Wallace menoleh dengan tenang, menatap gadis itu sambil menaikkan alis. "Ada apa?"
"Ma-maaf, aku tidak tahu kalau Tuan sedang ganti baju," ucap Celine gugup, suaranya bergetar menahan rasa malu yang membakar wajahnya.
Wallace hanya menatapnya sekilas sebelum melangkah mendekat. Otot dadanya bergerak saat ia berjalan, membuat Celine semakin menunduk panik.
"Ingin bicara sesuatu?" tanyanya dengan nada rendah dan dalam.
Celine menelan ludahnya. Ia ingin segera pergi. "Na-nanti saja aku datang lagi," jawabnya cepat. Ia hendak keluar, namun lengannya ditarik oleh Wallace. Dalam satu gerakan, pria itu menutup pintu kamar dengan kakinya hingga terdengar suara klik pelan saat kunci pintu menutup.
Celine mundur ketakutan, menabrak meja samping kasur. Napasnya memburu, matanya memejam erat.

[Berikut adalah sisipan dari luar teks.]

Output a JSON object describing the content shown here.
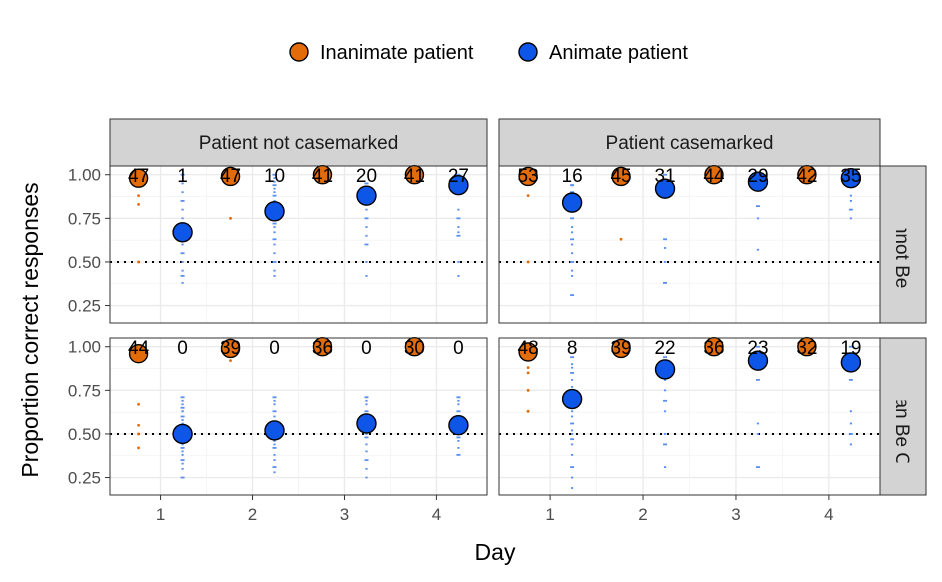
{
  "chart_data": {
    "type": "scatter",
    "title": "",
    "xlabel": "Day",
    "ylabel": "Proportion correct responses",
    "x_ticks": [
      "1",
      "2",
      "3",
      "4"
    ],
    "y_ticks": [
      "0.25",
      "0.50",
      "0.75",
      "1.00"
    ],
    "xlim": [
      0.45,
      4.55
    ],
    "ylim": [
      0.15,
      1.05
    ],
    "reference_line": 0.5,
    "legend": {
      "placement": "top",
      "entries": [
        {
          "name": "Inanimate patient",
          "color": "#e36c0a"
        },
        {
          "name": "Animate patient",
          "color": "#0d56e8"
        }
      ]
    },
    "colors": {
      "inanimate": "#e36c0a",
      "animate": "#0d56e8",
      "animate_jitter": "#5a8ff0",
      "strip_fill": "#d3d3d3",
      "grid": "#ebebeb"
    },
    "column_strips": [
      "Patient not casemarked",
      "Patient casemarked"
    ],
    "row_strips": [
      "Objects Cannot Be Omitted",
      "Objects Can Be Omitted"
    ],
    "panels": [
      {
        "row": 0,
        "col": 0,
        "series": [
          {
            "name": "Inanimate patient",
            "x": [
              1,
              2,
              3,
              4
            ],
            "y": [
              0.98,
              0.99,
              1.0,
              1.0
            ],
            "n": [
              "47",
              "47",
              "41",
              "41"
            ]
          },
          {
            "name": "Animate patient",
            "x": [
              1,
              2,
              3,
              4
            ],
            "y": [
              0.67,
              0.79,
              0.88,
              0.94
            ],
            "n": [
              "1",
              "10",
              "20",
              "27"
            ]
          }
        ],
        "raw_inanimate": [
          [
            1,
            0.88
          ],
          [
            1,
            0.83
          ],
          [
            1,
            0.5
          ],
          [
            2,
            0.75
          ]
        ],
        "raw_animate": [
          [
            1,
            [
              1.0,
              0.95,
              0.9,
              0.85,
              0.8,
              0.75,
              0.7,
              0.65,
              0.6,
              0.55,
              0.5,
              0.45,
              0.42,
              0.38
            ]
          ],
          [
            2,
            [
              1.0,
              0.98,
              0.96,
              0.94,
              0.92,
              0.9,
              0.88,
              0.85,
              0.82,
              0.8,
              0.78,
              0.75,
              0.72,
              0.7,
              0.67,
              0.63,
              0.6,
              0.55,
              0.5,
              0.45,
              0.42
            ]
          ],
          [
            3,
            [
              0.95,
              0.93,
              0.9,
              0.88,
              0.85,
              0.8,
              0.75,
              0.7,
              0.65,
              0.6,
              0.5,
              0.42
            ]
          ],
          [
            4,
            [
              1.0,
              0.95,
              0.8,
              0.75,
              0.7,
              0.67,
              0.65,
              0.5,
              0.42
            ]
          ]
        ],
        "error_bars": []
      },
      {
        "row": 0,
        "col": 1,
        "series": [
          {
            "name": "Inanimate patient",
            "x": [
              1,
              2,
              3,
              4
            ],
            "y": [
              0.99,
              0.99,
              1.0,
              1.0
            ],
            "n": [
              "53",
              "45",
              "44",
              "42"
            ]
          },
          {
            "name": "Animate patient",
            "x": [
              1,
              2,
              3,
              4
            ],
            "y": [
              0.84,
              0.92,
              0.96,
              0.98
            ],
            "n": [
              "16",
              "31",
              "29",
              "35"
            ]
          }
        ],
        "raw_inanimate": [
          [
            1,
            0.88
          ],
          [
            1,
            0.5
          ],
          [
            2,
            0.63
          ]
        ],
        "raw_animate": [
          [
            1,
            [
              0.94,
              0.94,
              0.94,
              0.9,
              0.85,
              0.8,
              0.75,
              0.7,
              0.67,
              0.63,
              0.6,
              0.55,
              0.5,
              0.45,
              0.42,
              0.31
            ]
          ],
          [
            2,
            [
              1.0,
              0.95,
              0.9,
              0.63,
              0.58,
              0.5,
              0.38
            ]
          ],
          [
            3,
            [
              0.94,
              0.94,
              0.94,
              0.82,
              0.75,
              0.57
            ]
          ],
          [
            4,
            [
              1.0,
              0.98,
              0.95,
              0.93,
              0.88,
              0.85,
              0.8,
              0.75
            ]
          ]
        ],
        "error_bars": []
      },
      {
        "row": 1,
        "col": 0,
        "series": [
          {
            "name": "Inanimate patient",
            "x": [
              1,
              2,
              3,
              4
            ],
            "y": [
              0.96,
              0.99,
              1.0,
              1.0
            ],
            "n": [
              "44",
              "39",
              "36",
              "30"
            ]
          },
          {
            "name": "Animate patient",
            "x": [
              1,
              2,
              3,
              4
            ],
            "y": [
              0.5,
              0.52,
              0.56,
              0.55
            ],
            "n": [
              "0",
              "0",
              "0",
              "0"
            ]
          }
        ],
        "raw_inanimate": [
          [
            1,
            0.67
          ],
          [
            1,
            0.55
          ],
          [
            1,
            0.5
          ],
          [
            1,
            0.42
          ],
          [
            2,
            0.92
          ]
        ],
        "raw_animate": [
          [
            1,
            [
              0.71,
              0.69,
              0.67,
              0.65,
              0.63,
              0.63,
              0.6,
              0.58,
              0.56,
              0.54,
              0.52,
              0.5,
              0.48,
              0.46,
              0.44,
              0.42,
              0.4,
              0.38,
              0.35,
              0.33,
              0.3,
              0.25
            ]
          ],
          [
            2,
            [
              0.71,
              0.69,
              0.67,
              0.63,
              0.6,
              0.56,
              0.54,
              0.52,
              0.5,
              0.48,
              0.46,
              0.44,
              0.42,
              0.38,
              0.35,
              0.31,
              0.28
            ]
          ],
          [
            3,
            [
              0.71,
              0.69,
              0.67,
              0.63,
              0.6,
              0.57,
              0.54,
              0.52,
              0.5,
              0.48,
              0.44,
              0.4,
              0.35,
              0.3,
              0.25
            ]
          ],
          [
            4,
            [
              0.71,
              0.69,
              0.67,
              0.63,
              0.6,
              0.57,
              0.55,
              0.52,
              0.5,
              0.48,
              0.46,
              0.42,
              0.38
            ]
          ]
        ],
        "error_bars": []
      },
      {
        "row": 1,
        "col": 1,
        "series": [
          {
            "name": "Inanimate patient",
            "x": [
              1,
              2,
              3,
              4
            ],
            "y": [
              0.97,
              0.99,
              1.0,
              1.0
            ],
            "n": [
              "48",
              "39",
              "36",
              "32"
            ]
          },
          {
            "name": "Animate patient",
            "x": [
              1,
              2,
              3,
              4
            ],
            "y": [
              0.7,
              0.87,
              0.92,
              0.91
            ],
            "n": [
              "8",
              "22",
              "23",
              "19"
            ]
          }
        ],
        "raw_inanimate": [
          [
            1,
            0.88
          ],
          [
            1,
            0.85
          ],
          [
            1,
            0.75
          ],
          [
            1,
            0.63
          ],
          [
            1,
            0.63
          ]
        ],
        "raw_animate": [
          [
            1,
            [
              0.94,
              0.9,
              0.88,
              0.85,
              0.81,
              0.77,
              0.75,
              0.72,
              0.69,
              0.65,
              0.63,
              0.6,
              0.56,
              0.52,
              0.5,
              0.47,
              0.44,
              0.38,
              0.31,
              0.25,
              0.19
            ]
          ],
          [
            2,
            [
              0.94,
              0.9,
              0.88,
              0.85,
              0.81,
              0.75,
              0.69,
              0.63,
              0.5,
              0.44,
              0.31
            ]
          ],
          [
            3,
            [
              1.0,
              0.94,
              0.88,
              0.81,
              0.56,
              0.5,
              0.31
            ]
          ],
          [
            4,
            [
              1.0,
              0.94,
              0.88,
              0.81,
              0.63,
              0.56,
              0.5,
              0.44
            ]
          ]
        ],
        "error_bars": [
          {
            "x": 1,
            "low": 0.66,
            "high": 0.74
          },
          {
            "x": 2,
            "low": 0.83,
            "high": 0.91
          }
        ]
      }
    ]
  }
}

Wallace menatap gadis itu dengan sorot tajam namun penuh keingintahuan. Ia mendekat, mencondongkan tubuhnya hingga wajah mereka hanya berjarak beberapa senti. Bau sabun mandi dan aroma maskulinnya menyeruak di hidung Celine, membuat jantungnya berdegup semakin kencang.
"Katakan, ada apa?" suaranya pelan namun menekan.
"T-Tuan… bagaimana kalau… pakai bajumu dulu," ucap Celine dengan suara pelan dan gemetar. Kedua tangannya menutup wajahnya, menahan rasa malunya yang semakin membuncah.
Wallace tersenyum kecil. Tangannya yang besar melingkar di pinggang gadis itu, menariknya semakin dekat hingga dada bidangnya hampir menyentuh tubuh Celine. Satu tangannya lagi menurunkan tangan Celine yang menutupi wajahnya, memaksanya menatap langsung ke matanya.
"Ini kamarku. Aku bisa melakukan apa saja di sini," bisik Wallace di telinga gadis itu, suaranya rendah dan berat. Hembusan napas hangatnya membuat bulu kuduk Celine berdiri. Pria itu menatapnya dalam dengan tatapan menggoda dan dingin sekaligus.
"Jadi katakan saja, ada apa… atau mungkin…" Wallace menurunkan suaranya menjadi bisikan yang menakutkan, "…aku akan melepaskan handukku sekarang juga."